I told him about my own father. I explained that, as a child, I had felt it my duty to stick as closely as possible to my father, so I could help him. In short, wherever he went, I went, too.
“My daughter’s also been a big help. Thanks to me, she’s got strong shoulders. Her left shoulder, in particular, is well-developed: muscular and strong. She’s always been there for me. Always. She still drops by almost every evening.”

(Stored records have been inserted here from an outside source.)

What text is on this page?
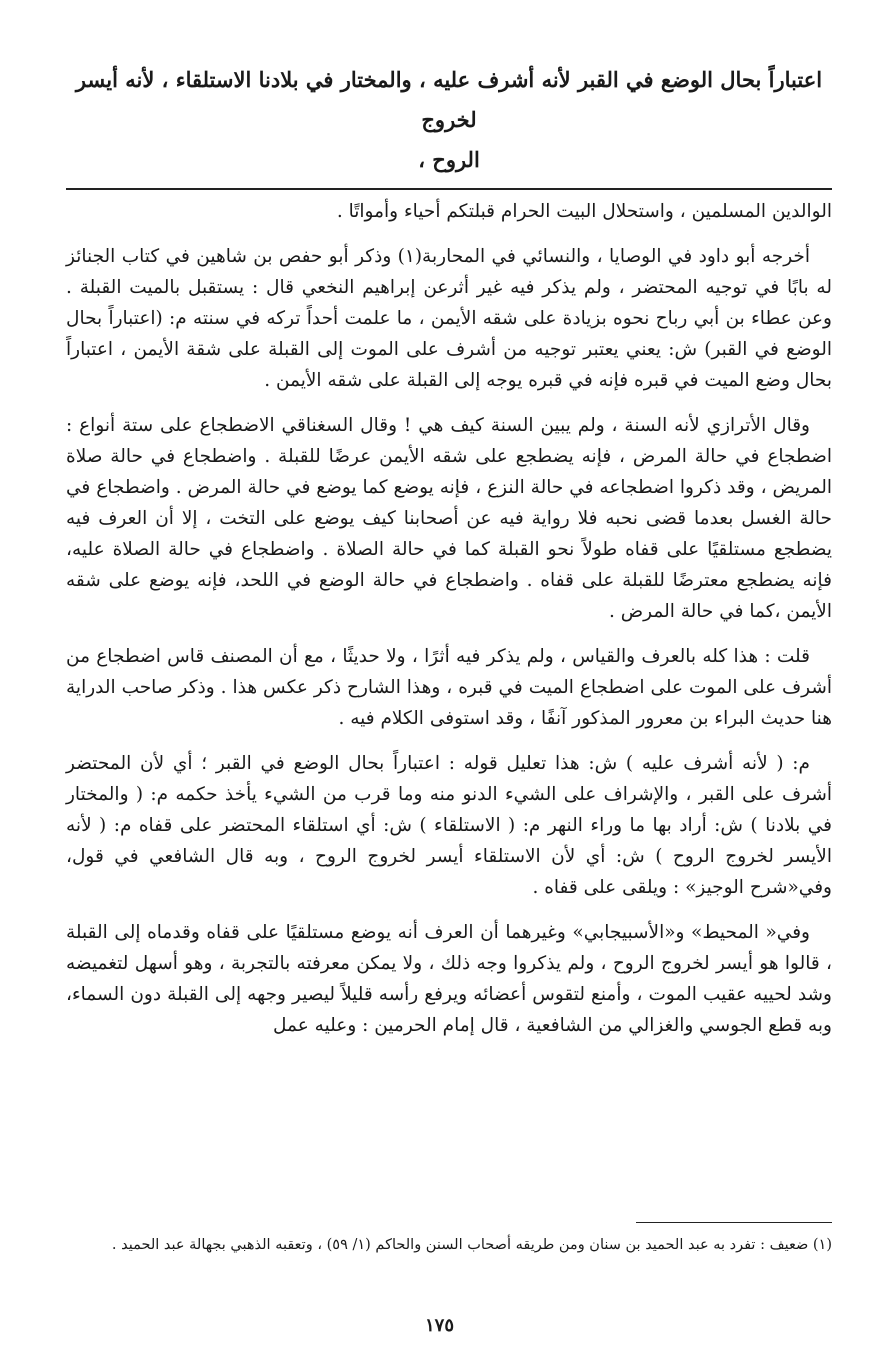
اعتباراً بحال الوضع في القبر لأنه أشرف عليه ، والمختار في بلادنا الاستلقاء ، لأنه أيسر لخروج
الروح ،

الوالدين المسلمين ، واستحلال البيت الحرام قبلتكم أحياء وأمواتًا .

أخرجه أبو داود في الوصايا ، والنسائي في المحاربة(١) وذكر أبو حفص بن شاهين في كتاب الجنائز له بابًا في توجيه المحتضر ، ولم يذكر فيه غير أثرعن إبراهيم النخعي قال : يستقبل بالميت القبلة . وعن عطاء بن أبي رباح نحوه بزيادة على شقه الأيمن ، ما علمت أحداً تركه في سنته م: (اعتباراً بحال الوضع في القبر) ش: يعني يعتبر توجيه من أشرف على الموت إلى القبلة على شقة الأيمن ، اعتباراً بحال وضع الميت في قبره فإنه في قبره يوجه إلى القبلة على شقه الأيمن .

وقال الأترازي لأنه السنة ، ولم يبين السنة كيف هي ! وقال السغناقي الاضطجاع على ستة أنواع : اضطجاع في حالة المرض ، فإنه يضطجع على شقه الأيمن عرضًا للقبلة . واضطجاع في حالة صلاة المريض ، وقد ذكروا اضطجاعه في حالة النزع ، فإنه يوضع كما يوضع في حالة المرض . واضطجاع في حالة الغسل بعدما قضى نحبه فلا رواية فيه عن أصحابنا كيف يوضع على التخت ، إلا أن العرف فيه يضطجع مستلقيًا على قفاه طولاً نحو القبلة كما في حالة الصلاة . واضطجاع في حالة الصلاة عليه، فإنه يضطجع معترضًا للقبلة على قفاه . واضطجاع في حالة الوضع في اللحد، فإنه يوضع على شقه الأيمن ،كما في حالة المرض .

قلت : هذا كله بالعرف والقياس ، ولم يذكر فيه أثرًا ، ولا حديثًا ، مع أن المصنف قاس اضطجاع من أشرف على الموت على اضطجاع الميت في قبره ، وهذا الشارح ذكر عكس هذا . وذكر صاحب الدراية هنا حديث البراء بن معرور المذكور آنفًا ، وقد استوفى الكلام فيه .

م: ( لأنه أشرف عليه ) ش: هذا تعليل قوله : اعتباراً بحال الوضع في القبر ؛ أي لأن المحتضر أشرف على القبر ، والإشراف على الشيء الدنو منه وما قرب من الشيء يأخذ حكمه م: ( والمختار في بلادنا ) ش: أراد بها ما وراء النهر م: ( الاستلقاء ) ش: أي استلقاء المحتضر على قفاه م: ( لأنه الأيسر لخروج الروح ) ش: أي لأن الاستلقاء أيسر لخروج الروح ، وبه قال الشافعي في قول، وفي«شرح الوجيز» : ويلقى على قفاه .

وفي« المحيط» و«الأسبيجابي» وغيرهما أن العرف أنه يوضع مستلقيًا على قفاه وقدماه إلى القبلة ، قالوا هو أيسر لخروج الروح ، ولم يذكروا وجه ذلك ، ولا يمكن معرفته بالتجربة ، وهو أسهل لتغميضه وشد لحييه عقيب الموت ، وأمنع لتقوس أعضائه ويرفع رأسه قليلاً ليصير وجهه إلى القبلة دون السماء، وبه قطع الجوسي والغزالي من الشافعية ، قال إمام الحرمين : وعليه عمل

(١) ضعيف : تفرد به عبد الحميد بن سنان ومن طريقه أصحاب السنن والحاكم (١/ ٥٩) ، وتعقبه الذهبي بجهالة عبد الحميد .
١٧٥
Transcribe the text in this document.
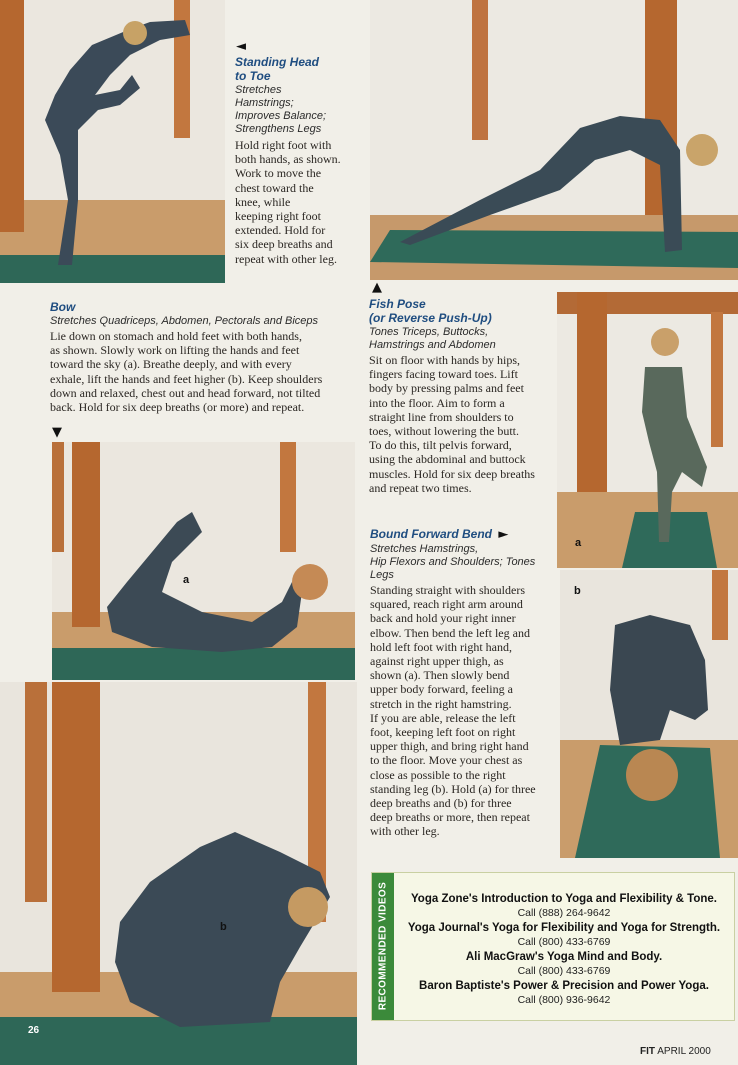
◄
Standing Head
to Toe
Stretches
Hamstrings;
Improves Balance;
Strengthens Legs
Hold right foot with
both hands, as shown.
Work to move the
chest toward the
knee, while
keeping right foot
extended. Hold for
six deep breaths and
repeat with other leg.
Bow
Stretches Quadriceps, Abdomen, Pectorals and Biceps
Lie down on stomach and hold feet with both hands,
as shown. Slowly work on lifting the hands and feet
toward the sky (a). Breathe deeply, and with every
exhale, lift the hands and feet higher (b). Keep shoulders
down and relaxed, chest out and head forward, not tilted
back. Hold for six deep breaths (or more) and repeat.
▼
▲
Fish Pose
(or Reverse Push-Up)
Tones Triceps, Buttocks,
Hamstrings and Abdomen
Sit on floor with hands by hips,
fingers facing toward toes. Lift
body by pressing palms and feet
into the floor. Aim to form a
straight line from shoulders to
toes, without lowering the butt.
To do this, tilt pelvis forward,
using the abdominal and buttock
muscles. Hold for six deep breaths
and repeat two times.
Bound Forward Bend ►
Stretches Hamstrings,
Hip Flexors and Shoulders; Tones
Legs
Standing straight with shoulders
squared, reach right arm around
back and hold your right inner
elbow. Then bend the left leg and
hold left foot with right hand,
against right upper thigh, as
shown (a). Then slowly bend
upper body forward, feeling a
stretch in the right hamstring.
If you are able, release the left
foot, keeping left foot on right
upper thigh, and bring right hand
to the floor. Move your chest as
close as possible to the right
standing leg (b). Hold (a) for three
deep breaths and (b) for three
deep breaths or more, then repeat
with other leg.
a
b
a
b
RECOMMENDED VIDEOS	Yoga Zone's Introduction to Yoga and Flexibility & Tone.
Call (888) 264-9642
Yoga Journal's Yoga for Flexibility and Yoga for Strength.
Call (800) 433-6769
Ali MacGraw's Yoga Mind and Body.
Call (800) 433-6769
Baron Baptiste's Power & Precision and Power Yoga.
Call (800) 936-9642
26
FIT APRIL 2000
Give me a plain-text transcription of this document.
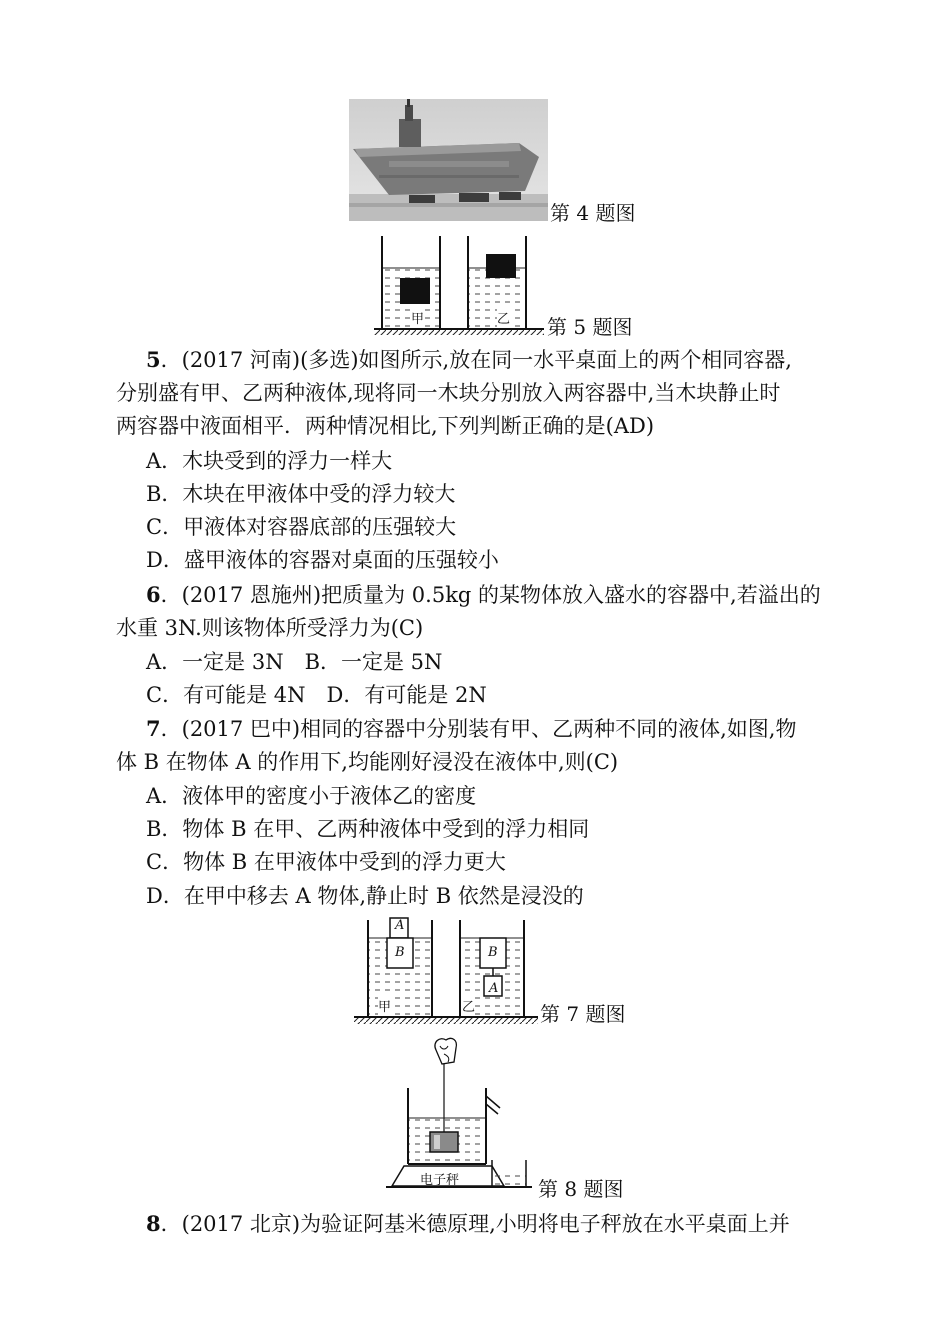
第 4 题图
甲	乙 第 5 题图
5．(2017 河南)(多选)如图所示,放在同一水平桌面上的两个相同容器,
分别盛有甲、乙两种液体,现将同一木块分别放入两容器中,当木块静止时
两容器中液面相平．两种情况相比,下列判断正确的是(AD)
A．木块受到的浮力一样大
B．木块在甲液体中受的浮力较大
C．甲液体对容器底部的压强较大
D．盛甲液体的容器对桌面的压强较小
6．(2017 恩施州)把质量为 0.5kg 的某物体放入盛水的容器中,若溢出的
水重 3N.则该物体所受浮力为(C)
A．一定是 3N　B．一定是 5N
C．有可能是 4N　D．有可能是 2N
7．(2017 巴中)相同的容器中分别装有甲、乙两种不同的液体,如图,物
体 B 在物体 A 的作用下,均能刚好浸没在液体中,则(C)
A．液体甲的密度小于液体乙的密度
B．物体 B 在甲、乙两种液体中受到的浮力相同
C．物体 B 在甲液体中受到的浮力更大
D．在甲中移去 A 物体,静止时 B 依然是浸没的
A
B	B
A
甲	乙	第 7 题图
电子秤	第 8 题图
8．(2017 北京)为验证阿基米德原理,小明将电子秤放在水平桌面上并
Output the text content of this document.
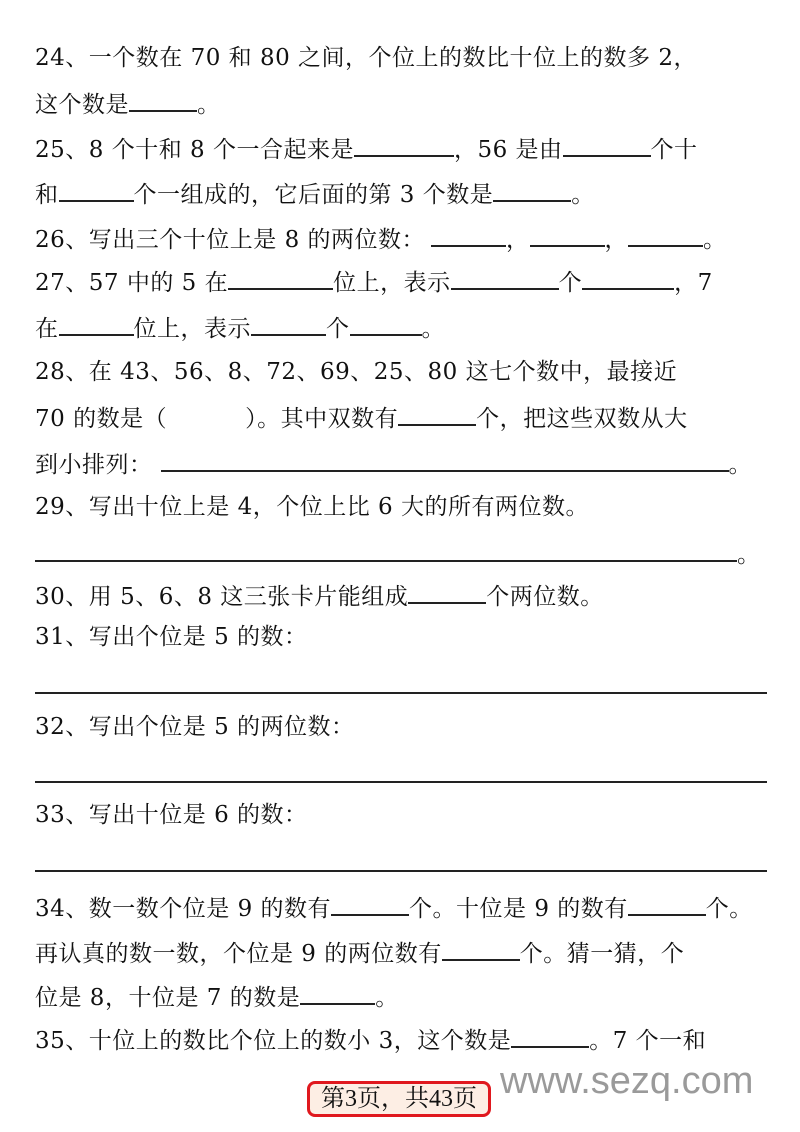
24、一个数在 70 和 80 之间，个位上的数比十位上的数多 2，
这个数是	。
25、8 个十和 8 个一合起来是	，56 是由	个十
和	个一组成的，它后面的第 3 个数是	。
26、写出三个十位上是 8 的两位数：	，	，	。
27、57 中的 5 在	位上，表示	个	，7
在	位上，表示	个	。
28、在 43、56、8、72、69、25、80 这七个数中，最接近
70 的数是（	）。其中双数有	个，把这些双数从大
到小排列：	。
29、写出十位上是 4，个位上比 6 大的所有两位数。
。
30、用 5、6、8 这三张卡片能组成	个两位数。
31、写出个位是 5 的数：
32、写出个位是 5 的两位数：
33、写出十位是 6 的数：
34、数一数个位是 9 的数有	个。十位是 9 的数有	个。
再认真的数一数，个位是 9 的两位数有	个。猜一猜，个
位是 8，十位是 7 的数是	。
35、十位上的数比个位上的数小 3，这个数是	。7 个一和
第3页，共43页 www.sezq.com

Propping himself against the wall, he pointed at the dunes. “Look,” he said. “There are twenty-one dunes between here and the sea. It’s just behind the twenty-first dune. I haven’t seen the sea in years. I used to go down to the beach every night after dark, but since I fell ill, I haven’t had the strength or the courage to climb the dunes. It’s now become a dream that will never come true.”
“What has?”
“Walking to the sea one last time.”
“You could pick a shorter route, use your cane, take your time and walk there step by step. Or you could ask your daughter for help.”
“That’s not what I mean. I want to walk across all twenty-one dunes. Go up and down the dunes in the dark, just like I used to. Anyway, it doesn’t matter. Life isn’t a bed of roses. Sometimes the simplest pleasures are suddenly impossible.”